Youshan Wang, male, was born in 1970, Ph. D. He is a professor and Ph. D supervisor in engineering mechanics, center for composite materials and structures, Harbin Institute of Technology (HIT). He is also the vice dean of national defense technology research institute of HIT Weihai campus.He has been engaged in fundamental research and application research in rubber nanocomposites, mechanics of tire and tire structure design theory for nearly 30 years. He has undertaken more than 60 projects including the National Natural Science Foundation's major project, the national defense "973" special project, the Natural Science Fund Project, the Shandong Province's major independent innovation project, the Shandong Province's independent innovation and achievement transformation project and enterprise cooperation projects. Three theories and a set of optimized methods for tire structure design were proposed to improve the tire performance. Eight analysis software were developed to predict the mechanical response of tire under various operating conditions. His team has cooperation with the top 10 tire companies in China in the tire design, analysis, optimization and evaluation. Up to present, the achievement of cooperation projects have produced huge economic and social benefits. He was awarded the first prize of Heilongjiang Province Technical Invention, the second prize of the Army Science and Technology Progress Award 3 items, the provincial and ministerial level second prize 3 items, and the second prize of Hangzhou Science and Technology Progress Award. Moreover, more than 30 patents for invention have been obtained in China. more than 70 academic papers have been published, including nearly 40 high-level SCI search papers such as Journal of Materials Chemistry A and ACS Applied Materials & Interfaces.

Recently, the theory of material targeting design was put forward in combination with the service conditions of tires, and a series of new silicon-carbon composite materials with significantly low heat build up and high wet skid resistance were prepared by microbial construction method, which have been officially applied in enterprises.
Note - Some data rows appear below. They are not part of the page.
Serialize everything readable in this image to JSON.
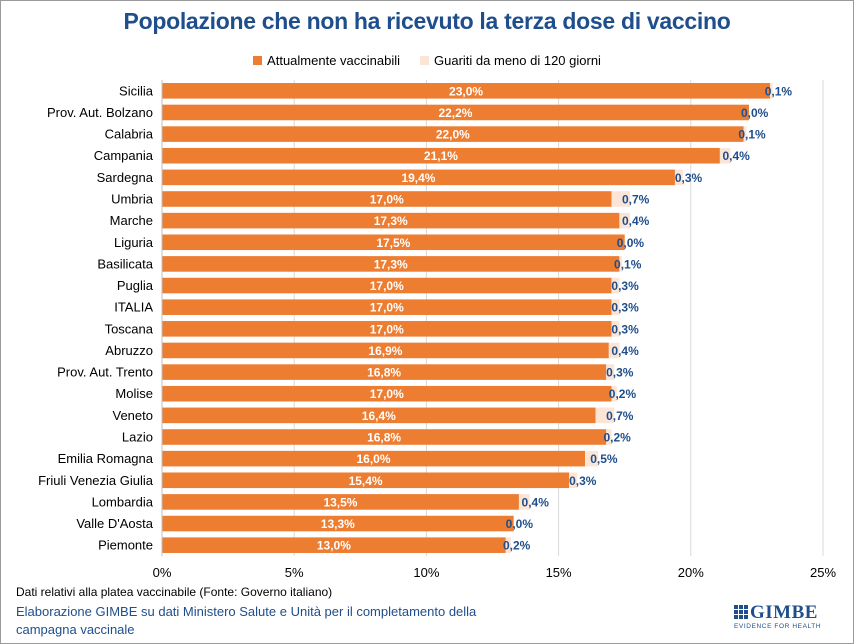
{
  "colors": {
    "title": "#1f4e8c",
    "vaccinabili": "#ed7d31",
    "guariti": "#fbe5d6",
    "guariti_label": "#1f4e8c",
    "gridline": "#d9d9d9"
  },
  "chart_data": {
    "type": "bar",
    "orientation": "horizontal",
    "stacked": true,
    "title": "Popolazione che non ha ricevuto la terza dose di vaccino",
    "xlim": [
      0,
      25
    ],
    "x_ticks": [
      "0%",
      "5%",
      "10%",
      "15%",
      "20%",
      "25%"
    ],
    "grid": "vertical",
    "legend_position": "top",
    "categories": [
      "Sicilia",
      "Prov. Aut. Bolzano",
      "Calabria",
      "Campania",
      "Sardegna",
      "Umbria",
      "Marche",
      "Liguria",
      "Basilicata",
      "Puglia",
      "ITALIA",
      "Toscana",
      "Abruzzo",
      "Prov. Aut. Trento",
      "Molise",
      "Veneto",
      "Lazio",
      "Emilia Romagna",
      "Friuli Venezia Giulia",
      "Lombardia",
      "Valle D'Aosta",
      "Piemonte"
    ],
    "series": [
      {
        "name": "Attualmente vaccinabili",
        "values": [
          23.0,
          22.2,
          22.0,
          21.1,
          19.4,
          17.0,
          17.3,
          17.5,
          17.3,
          17.0,
          17.0,
          17.0,
          16.9,
          16.8,
          17.0,
          16.4,
          16.8,
          16.0,
          15.4,
          13.5,
          13.3,
          13.0
        ],
        "labels": [
          "23,0%",
          "22,2%",
          "22,0%",
          "21,1%",
          "19,4%",
          "17,0%",
          "17,3%",
          "17,5%",
          "17,3%",
          "17,0%",
          "17,0%",
          "17,0%",
          "16,9%",
          "16,8%",
          "17,0%",
          "16,4%",
          "16,8%",
          "16,0%",
          "15,4%",
          "13,5%",
          "13,3%",
          "13,0%"
        ]
      },
      {
        "name": "Guariti da meno di 120 giorni",
        "values": [
          0.1,
          0.0,
          0.1,
          0.4,
          0.3,
          0.7,
          0.4,
          0.0,
          0.1,
          0.3,
          0.3,
          0.3,
          0.4,
          0.3,
          0.2,
          0.7,
          0.2,
          0.5,
          0.3,
          0.4,
          0.0,
          0.2
        ],
        "labels": [
          "0,1%",
          "0,0%",
          "0,1%",
          "0,4%",
          "0,3%",
          "0,7%",
          "0,4%",
          "0,0%",
          "0,1%",
          "0,3%",
          "0,3%",
          "0,3%",
          "0,4%",
          "0,3%",
          "0,2%",
          "0,7%",
          "0,2%",
          "0,5%",
          "0,3%",
          "0,4%",
          "0,0%",
          "0,2%"
        ]
      }
    ]
  },
  "footer": {
    "note": "Dati relativi alla platea vaccinabile (Fonte: Governo italiano)",
    "credit": "Elaborazione GIMBE su dati Ministero Salute e Unità per il completamento della campagna vaccinale",
    "logo_name": "GIMBE",
    "logo_sub": "EVIDENCE FOR HEALTH"
  }
}
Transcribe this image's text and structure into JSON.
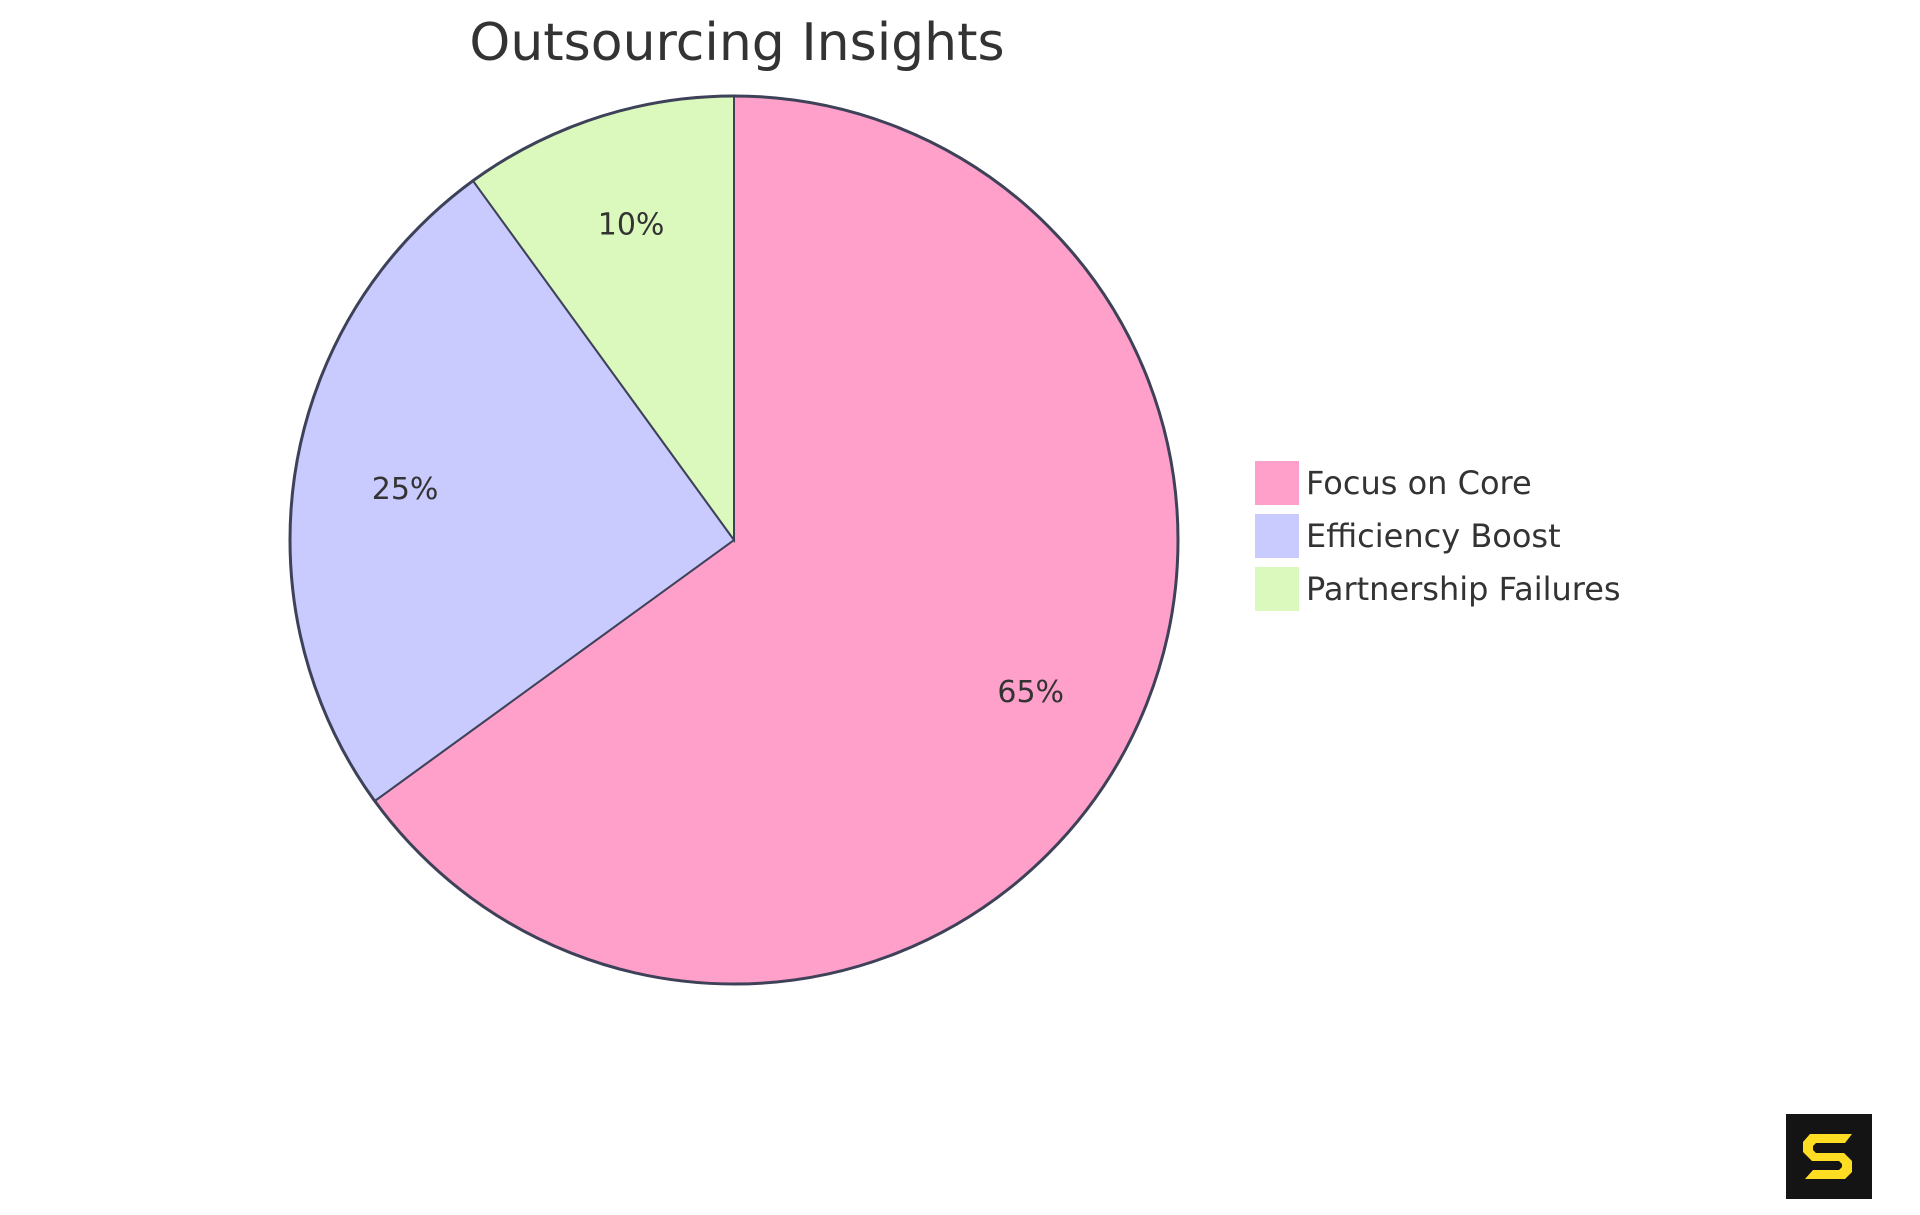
{
  "chart_data": {
    "type": "pie",
    "title": "Outsourcing Insights",
    "categories": [
      "Focus on Core",
      "Efficiency Boost",
      "Partnership Failures"
    ],
    "values": [
      65,
      25,
      10
    ],
    "labels": [
      "65%",
      "25%",
      "10%"
    ],
    "colors": [
      "#FFA0CB",
      "#C9CAFD",
      "#DBF9BC"
    ],
    "legend_position": "right",
    "start_angle_deg": 0,
    "direction": "clockwise from 12 o'clock",
    "stroke_color": "#3E4259"
  },
  "legend": {
    "items": [
      {
        "label": "Focus on Core",
        "color": "#FFA0CB"
      },
      {
        "label": "Efficiency Boost",
        "color": "#C9CAFD"
      },
      {
        "label": "Partnership Failures",
        "color": "#DBF9BC"
      }
    ]
  },
  "logo": {
    "icon": "s-logo-icon",
    "bg": "#141414",
    "fg": "#FFDD22"
  }
}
By introducing inorganic porous materials, a new VOCs controllable capture method combining physical adsorption and mechanical crushing is creatively proposed. The VOCs controllable capture and resource utilization system and its principle prototype are developed, realizing VOCs resource utilization and zero carbon emission. The system has low manufacturing and operation costs, and The pilot test of the system has been completed in the enterprise.